Wednesday, June 8, 2016

Public administrative reform (begins?) – Ukraine

It is claimed that a fish rots from the head down.
Therefore there will be those that agree with Minister of the Cabinet of Ministers of Ukraine Oleksandr Saenko, and Deputy Minister of the Cabinet of Mikhail Titarchuk, that public administrative  reform should begin at the top – within the Cabinet of Ministers.
Minster Saenko on 8th June stating – “The government’s reform of the secretariat will start the reform of public administration in general.  
As part of the work on public administration strategy – where we are collaborating with the European Union – the Government Secretariat will serve as a point at which we introduce new principles of public policy in Ukraine.”
So be it.

Let us be entirely blunt – the Ukrainian constituency will measure public administrative reform at the delivery end.
Efficiency, bureaucratic simplicity, civil service honesty, morality, and institutional ethic,, humility, and public service.  If it gets those, after basking in bureaucratic Utopia for a short period, eventually the issue of value for money will arise from a constituency used to being robbed blind by an entirely inefficient and systemically corrupt system.
What then are the benchmarks?  How are they measured?  By whom?  Over what time frame?  When will policy be reviewed?
To win over the Ukrainian constituency, effective policy implementation matters – as does a dramatic reduction in Soviet legacy bureaucratic nonsense.  Public administration will be judged by delivery, delivery, delivery first and foremost.  Later value for money (which there has never been) will rise up the public agenda.
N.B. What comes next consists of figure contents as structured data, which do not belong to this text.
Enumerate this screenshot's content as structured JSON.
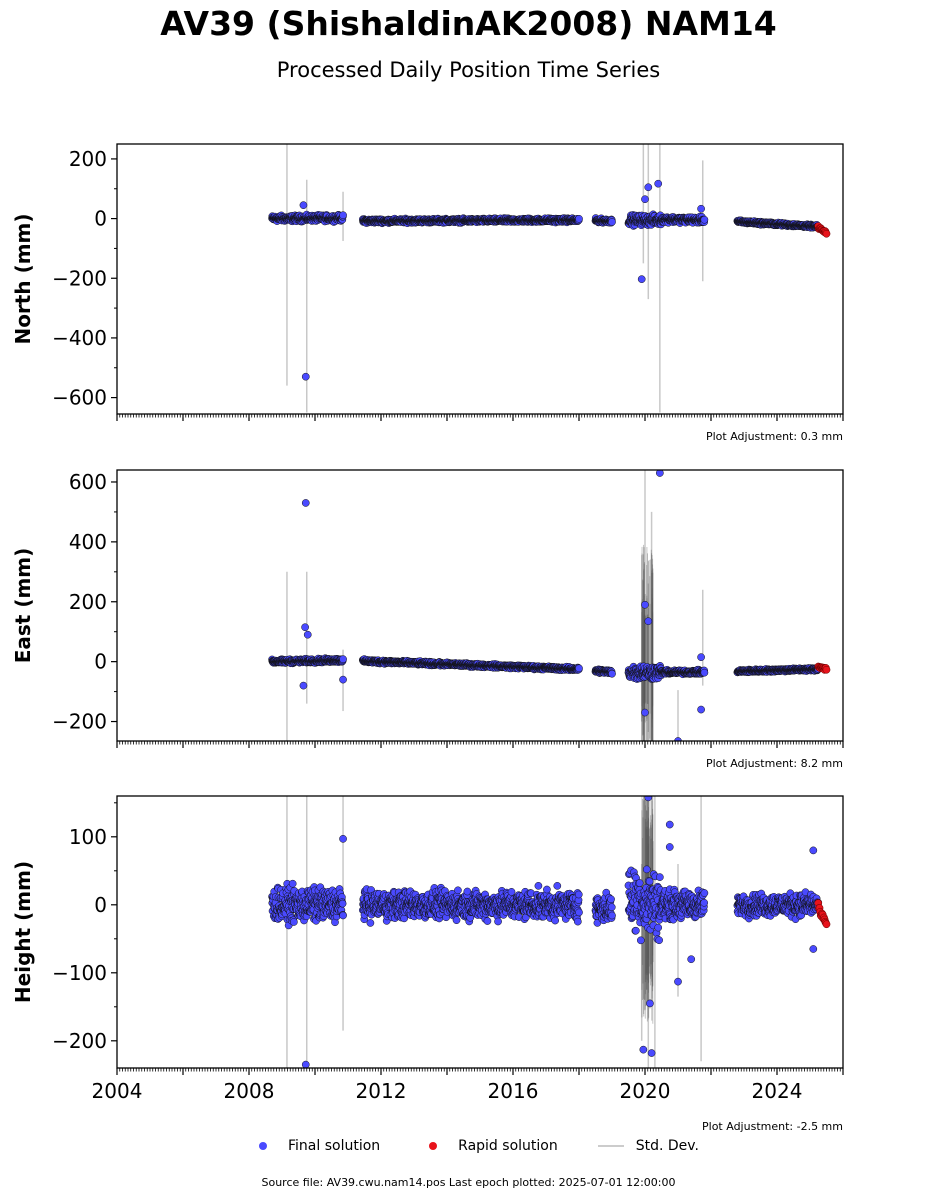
{
  "title": "AV39 (ShishaldinAK2008) NAM14",
  "subtitle": "Processed Daily Position Time Series",
  "footer": "Source file: AV39.cwu.nam14.pos  Last epoch plotted: 2025-07-01 12:00:00",
  "legend": {
    "final": "Final solution",
    "rapid": "Rapid solution",
    "std": "Std. Dev."
  },
  "colors": {
    "final": "#4a4aff",
    "rapid": "#e8131b",
    "std": "#c8c8c8",
    "axis": "#000000"
  },
  "chart_data": [
    {
      "type": "scatter",
      "panel": "north",
      "ylabel": "North (mm)",
      "adjustment": "Plot Adjustment: 0.3 mm",
      "xlim": [
        2004,
        2026
      ],
      "ylim": [
        -655,
        250
      ],
      "yticks": [
        200,
        0,
        -200,
        -400,
        -600
      ],
      "ytick_labels": [
        "200",
        "0",
        "−200",
        "−400",
        "−600"
      ],
      "segments": [
        {
          "start": 2008.7,
          "end": 2010.85,
          "y0": 0,
          "y1": 2,
          "spread": 12
        },
        {
          "start": 2011.45,
          "end": 2018.0,
          "y0": -8,
          "y1": -5,
          "spread": 8
        },
        {
          "start": 2018.5,
          "end": 2019.0,
          "y0": -6,
          "y1": -8,
          "spread": 8
        },
        {
          "start": 2019.5,
          "end": 2020.5,
          "y0": -5,
          "y1": -5,
          "spread": 20
        },
        {
          "start": 2020.5,
          "end": 2021.8,
          "y0": -2,
          "y1": -5,
          "spread": 12
        },
        {
          "start": 2022.8,
          "end": 2025.25,
          "y0": -10,
          "y1": -27,
          "spread": 6
        }
      ],
      "outliers": [
        {
          "x": 2009.72,
          "y": -530
        },
        {
          "x": 2009.65,
          "y": 45
        },
        {
          "x": 2019.9,
          "y": -203
        },
        {
          "x": 2020.1,
          "y": 105
        },
        {
          "x": 2020.4,
          "y": 117
        },
        {
          "x": 2020.0,
          "y": 65
        },
        {
          "x": 2021.7,
          "y": 33
        }
      ],
      "rapid": {
        "start": 2025.25,
        "end": 2025.5,
        "y0": -28,
        "y1": -50
      },
      "stddev_bars": [
        {
          "x": 2009.15,
          "low": -560,
          "high": 250
        },
        {
          "x": 2009.75,
          "low": -650,
          "high": 130
        },
        {
          "x": 2010.85,
          "low": -75,
          "high": 90
        },
        {
          "x": 2019.95,
          "low": -150,
          "high": 250
        },
        {
          "x": 2020.1,
          "low": -270,
          "high": 250
        },
        {
          "x": 2020.45,
          "low": -650,
          "high": 250
        },
        {
          "x": 2021.75,
          "low": -210,
          "high": 195
        }
      ]
    },
    {
      "type": "scatter",
      "panel": "east",
      "ylabel": "East (mm)",
      "adjustment": "Plot Adjustment: 8.2 mm",
      "xlim": [
        2004,
        2026
      ],
      "ylim": [
        -265,
        640
      ],
      "yticks": [
        600,
        400,
        200,
        0,
        -200
      ],
      "ytick_labels": [
        "600",
        "400",
        "200",
        "0",
        "−200"
      ],
      "segments": [
        {
          "start": 2008.7,
          "end": 2010.85,
          "y0": 0,
          "y1": 5,
          "spread": 8
        },
        {
          "start": 2011.45,
          "end": 2018.0,
          "y0": 2,
          "y1": -25,
          "spread": 7
        },
        {
          "start": 2018.5,
          "end": 2019.0,
          "y0": -30,
          "y1": -35,
          "spread": 8
        },
        {
          "start": 2019.5,
          "end": 2020.5,
          "y0": -35,
          "y1": -35,
          "spread": 30
        },
        {
          "start": 2020.5,
          "end": 2021.8,
          "y0": -35,
          "y1": -35,
          "spread": 8
        },
        {
          "start": 2022.8,
          "end": 2025.25,
          "y0": -32,
          "y1": -25,
          "spread": 6
        }
      ],
      "outliers": [
        {
          "x": 2009.72,
          "y": 530
        },
        {
          "x": 2009.7,
          "y": 115
        },
        {
          "x": 2009.78,
          "y": 90
        },
        {
          "x": 2009.65,
          "y": -80
        },
        {
          "x": 2010.85,
          "y": -60
        },
        {
          "x": 2020.0,
          "y": 190
        },
        {
          "x": 2020.1,
          "y": 135
        },
        {
          "x": 2020.0,
          "y": -170
        },
        {
          "x": 2020.45,
          "y": 630
        },
        {
          "x": 2021.0,
          "y": -265
        },
        {
          "x": 2021.7,
          "y": -160
        },
        {
          "x": 2021.7,
          "y": 15
        }
      ],
      "rapid": {
        "start": 2025.25,
        "end": 2025.5,
        "y0": -15,
        "y1": -25
      },
      "stddev_bars": [
        {
          "x": 2009.15,
          "low": -265,
          "high": 300
        },
        {
          "x": 2009.75,
          "low": -140,
          "high": 300
        },
        {
          "x": 2010.85,
          "low": -165,
          "high": 40
        },
        {
          "x": 2019.9,
          "low": -200,
          "high": 200
        },
        {
          "x": 2020.0,
          "low": -265,
          "high": 640
        },
        {
          "x": 2020.2,
          "low": -265,
          "high": 500
        },
        {
          "x": 2021.0,
          "low": -265,
          "high": -95
        },
        {
          "x": 2021.75,
          "low": -80,
          "high": 240
        }
      ]
    },
    {
      "type": "scatter",
      "panel": "height",
      "ylabel": "Height (mm)",
      "adjustment": "Plot Adjustment: -2.5 mm",
      "xlim": [
        2004,
        2026
      ],
      "ylim": [
        -240,
        160
      ],
      "yticks": [
        100,
        0,
        -100,
        -200
      ],
      "ytick_labels": [
        "100",
        "0",
        "−100",
        "−200"
      ],
      "xticks": [
        2004,
        2008,
        2012,
        2016,
        2020,
        2024
      ],
      "xtick_labels": [
        "2004",
        "2008",
        "2012",
        "2016",
        "2020",
        "2024"
      ],
      "segments": [
        {
          "start": 2008.7,
          "end": 2010.85,
          "y0": 0,
          "y1": 0,
          "spread": 30
        },
        {
          "start": 2011.45,
          "end": 2018.0,
          "y0": 0,
          "y1": 0,
          "spread": 25
        },
        {
          "start": 2018.5,
          "end": 2019.0,
          "y0": -5,
          "y1": -5,
          "spread": 25
        },
        {
          "start": 2019.5,
          "end": 2020.5,
          "y0": 10,
          "y1": 0,
          "spread": 60
        },
        {
          "start": 2020.5,
          "end": 2021.8,
          "y0": 0,
          "y1": 0,
          "spread": 25
        },
        {
          "start": 2022.8,
          "end": 2025.25,
          "y0": 0,
          "y1": 0,
          "spread": 20
        }
      ],
      "outliers": [
        {
          "x": 2009.72,
          "y": -235
        },
        {
          "x": 2010.85,
          "y": 97
        },
        {
          "x": 2019.95,
          "y": -213
        },
        {
          "x": 2020.2,
          "y": -218
        },
        {
          "x": 2020.15,
          "y": -145
        },
        {
          "x": 2020.1,
          "y": 158
        },
        {
          "x": 2020.75,
          "y": 118
        },
        {
          "x": 2020.75,
          "y": 85
        },
        {
          "x": 2021.0,
          "y": -113
        },
        {
          "x": 2021.4,
          "y": -80
        },
        {
          "x": 2025.1,
          "y": 80
        },
        {
          "x": 2025.1,
          "y": -65
        }
      ],
      "rapid": {
        "start": 2025.25,
        "end": 2025.5,
        "y0": -5,
        "y1": -30
      },
      "stddev_bars": [
        {
          "x": 2009.15,
          "low": -240,
          "high": 160
        },
        {
          "x": 2009.75,
          "low": -240,
          "high": 160
        },
        {
          "x": 2010.85,
          "low": -185,
          "high": 160
        },
        {
          "x": 2019.9,
          "low": -200,
          "high": 60
        },
        {
          "x": 2020.1,
          "low": -240,
          "high": 160
        },
        {
          "x": 2020.3,
          "low": -240,
          "high": 160
        },
        {
          "x": 2021.0,
          "low": -135,
          "high": 60
        },
        {
          "x": 2021.7,
          "low": -230,
          "high": 160
        }
      ]
    }
  ]
}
For now however, delivery, delivery, delivery, is the watchword for public administrative reform with regard the voter.
For Deputy Minister of the Cabinet of Mikhail Titarchuk, “the quality and efficiency of government decisions – it is the number one issue.”  Almost any policy wonk would agree.  Qualitative and efficient decision making is key to good policy – but good policy can be undone by inefficient implementation.  Indeed inefficient implementation can become counterproductive giving rise to the perception of good policy actually being bad.
Ukraine always fails with (consistent) policy implementation.
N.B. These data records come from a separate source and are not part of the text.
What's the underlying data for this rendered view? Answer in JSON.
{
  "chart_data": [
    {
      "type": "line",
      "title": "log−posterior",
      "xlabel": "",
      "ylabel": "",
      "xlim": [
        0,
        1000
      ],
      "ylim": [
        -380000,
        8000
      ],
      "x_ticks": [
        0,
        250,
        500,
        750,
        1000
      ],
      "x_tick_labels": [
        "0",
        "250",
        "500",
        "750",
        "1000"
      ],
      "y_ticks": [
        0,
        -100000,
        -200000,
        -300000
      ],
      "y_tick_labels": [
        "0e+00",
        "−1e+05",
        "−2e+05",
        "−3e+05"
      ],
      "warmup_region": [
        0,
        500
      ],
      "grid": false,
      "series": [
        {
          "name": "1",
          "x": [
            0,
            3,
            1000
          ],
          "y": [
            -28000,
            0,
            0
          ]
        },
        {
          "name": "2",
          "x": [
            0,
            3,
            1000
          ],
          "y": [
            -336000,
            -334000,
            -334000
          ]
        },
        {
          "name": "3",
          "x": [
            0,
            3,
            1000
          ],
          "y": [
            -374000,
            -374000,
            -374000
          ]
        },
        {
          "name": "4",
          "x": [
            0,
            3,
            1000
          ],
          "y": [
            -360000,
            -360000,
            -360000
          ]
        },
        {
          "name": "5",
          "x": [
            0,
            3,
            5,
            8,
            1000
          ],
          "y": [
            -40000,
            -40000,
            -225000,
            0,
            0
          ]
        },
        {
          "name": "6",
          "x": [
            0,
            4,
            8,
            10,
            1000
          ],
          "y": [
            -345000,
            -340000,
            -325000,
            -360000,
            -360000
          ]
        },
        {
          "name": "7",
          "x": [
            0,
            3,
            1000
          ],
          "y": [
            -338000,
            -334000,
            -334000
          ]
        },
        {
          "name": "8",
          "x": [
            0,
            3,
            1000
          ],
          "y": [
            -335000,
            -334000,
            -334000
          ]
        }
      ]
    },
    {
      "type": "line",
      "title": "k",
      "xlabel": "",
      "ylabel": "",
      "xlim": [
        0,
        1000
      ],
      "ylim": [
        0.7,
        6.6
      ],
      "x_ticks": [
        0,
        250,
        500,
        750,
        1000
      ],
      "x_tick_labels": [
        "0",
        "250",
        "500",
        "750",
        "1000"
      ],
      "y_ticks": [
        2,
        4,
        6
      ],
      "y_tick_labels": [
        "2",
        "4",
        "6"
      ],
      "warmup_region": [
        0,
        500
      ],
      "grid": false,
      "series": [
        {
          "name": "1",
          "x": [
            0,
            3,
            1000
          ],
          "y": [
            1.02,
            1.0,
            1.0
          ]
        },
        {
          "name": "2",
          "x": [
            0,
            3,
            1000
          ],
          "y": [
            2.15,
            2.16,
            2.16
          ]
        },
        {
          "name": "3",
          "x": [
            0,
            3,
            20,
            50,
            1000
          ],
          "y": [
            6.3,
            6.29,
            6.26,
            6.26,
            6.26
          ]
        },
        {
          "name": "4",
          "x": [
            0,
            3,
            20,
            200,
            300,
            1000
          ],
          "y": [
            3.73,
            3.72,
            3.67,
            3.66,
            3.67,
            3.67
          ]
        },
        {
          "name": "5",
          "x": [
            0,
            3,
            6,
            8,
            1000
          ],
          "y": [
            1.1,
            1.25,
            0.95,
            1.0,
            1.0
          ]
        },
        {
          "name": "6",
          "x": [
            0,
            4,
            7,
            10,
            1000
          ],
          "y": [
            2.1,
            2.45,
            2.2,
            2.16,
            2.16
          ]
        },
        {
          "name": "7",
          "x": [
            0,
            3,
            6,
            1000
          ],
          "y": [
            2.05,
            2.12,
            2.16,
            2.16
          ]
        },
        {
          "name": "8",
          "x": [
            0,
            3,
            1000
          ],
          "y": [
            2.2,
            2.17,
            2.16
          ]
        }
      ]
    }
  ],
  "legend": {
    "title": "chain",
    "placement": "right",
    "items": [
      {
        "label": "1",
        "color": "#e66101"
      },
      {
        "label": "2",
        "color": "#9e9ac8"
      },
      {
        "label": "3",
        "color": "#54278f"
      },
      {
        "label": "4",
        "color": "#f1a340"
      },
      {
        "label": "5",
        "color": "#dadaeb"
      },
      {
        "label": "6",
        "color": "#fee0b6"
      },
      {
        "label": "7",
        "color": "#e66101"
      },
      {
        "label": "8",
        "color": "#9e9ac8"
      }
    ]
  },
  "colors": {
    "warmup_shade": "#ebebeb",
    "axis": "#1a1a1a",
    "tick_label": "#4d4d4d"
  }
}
Mr Titarchuk went on to state that an audit of financial and economic activities of the secretariat will commence immediately, with the result that it will be possible to reduce costs and increase the efficiency of financial and economic activities of the secretariat.
admin
Well bravo.  Very sensible and structured – but as the national constituency has absolutely no idea just what the real costs are, what they have been, and what or where any savings made will go.  Thus the national constituency are not going to be impressed by cost cutting measures to known (and a lot of corrupt unknown) fiscal statistics – even if accountants, auditors, bureaucrats and policy wonks are, for reasons of both process and transparency.
There is much to public administration and policy delivery but like so many societal issues, the national constituency does not concern itself with MBA PA theory or powerpoint modelling of Utopian public administration structure.  Quite simply, it will not be satisfied with the continuing, shockingly poor, unnecessarily overly bureaucratic, and deliberately unhelpful, often corrupt public administration, just because it may soon be announced it costs less (against previously unknown/suspect figures).
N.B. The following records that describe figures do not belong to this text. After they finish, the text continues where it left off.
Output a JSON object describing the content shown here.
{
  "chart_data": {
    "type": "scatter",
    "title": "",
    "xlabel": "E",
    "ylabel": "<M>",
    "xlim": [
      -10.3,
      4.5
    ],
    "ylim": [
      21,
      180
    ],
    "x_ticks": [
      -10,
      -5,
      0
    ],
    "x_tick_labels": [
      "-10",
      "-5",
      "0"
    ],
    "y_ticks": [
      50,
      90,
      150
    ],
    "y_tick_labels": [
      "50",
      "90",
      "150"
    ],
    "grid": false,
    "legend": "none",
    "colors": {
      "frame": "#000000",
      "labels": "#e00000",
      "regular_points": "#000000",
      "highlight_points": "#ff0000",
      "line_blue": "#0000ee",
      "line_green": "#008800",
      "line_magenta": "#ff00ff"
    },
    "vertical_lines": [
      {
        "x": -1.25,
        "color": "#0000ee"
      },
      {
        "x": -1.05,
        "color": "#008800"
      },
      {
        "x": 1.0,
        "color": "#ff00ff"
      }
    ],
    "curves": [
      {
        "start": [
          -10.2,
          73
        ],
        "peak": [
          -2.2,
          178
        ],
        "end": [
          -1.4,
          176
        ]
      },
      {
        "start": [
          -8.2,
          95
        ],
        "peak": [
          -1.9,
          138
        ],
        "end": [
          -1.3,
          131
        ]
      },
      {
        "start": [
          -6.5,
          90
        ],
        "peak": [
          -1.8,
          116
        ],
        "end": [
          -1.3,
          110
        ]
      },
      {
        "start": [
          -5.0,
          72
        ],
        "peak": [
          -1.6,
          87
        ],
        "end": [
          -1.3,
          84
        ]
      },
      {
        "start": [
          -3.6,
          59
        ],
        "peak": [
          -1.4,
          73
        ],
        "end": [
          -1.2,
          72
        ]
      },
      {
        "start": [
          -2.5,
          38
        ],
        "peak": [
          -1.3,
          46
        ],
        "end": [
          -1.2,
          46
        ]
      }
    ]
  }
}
It will be difficult to convince the Ukrainian public that delivering the same shitty public administration through the same retarded and overly bureaucratic State institutions for (possibly) less money, actually constitutes reform.  None will be satisfied with a (possibly) simple cost reduction exercise.
Effective policy delivery via helpful, public serving and knowledgeable public administration, thereby making life as simple and swift as possible when dealing with the State will be the benchmark by which most Ukrainians going into daily battle with the current system will (at least initially) judge reform.
Public administration, and the civil service in particular, are generally perceived (not always accurately) to have little to do with rotting policy heads at the top, but are perceived as the nervous system that the public expects to deliver policy with deft bureaucratic ability for the public benefit.
A reader may ponder just how long it will take for audits in the Government Secretariat to translate into effective, seamless, consistent (indeed metaphorically painless) delivery for the Ukrainian that has cause to deal with any State institution – for that is the benchmark of public administrative reform that will be the benchmark of the majority.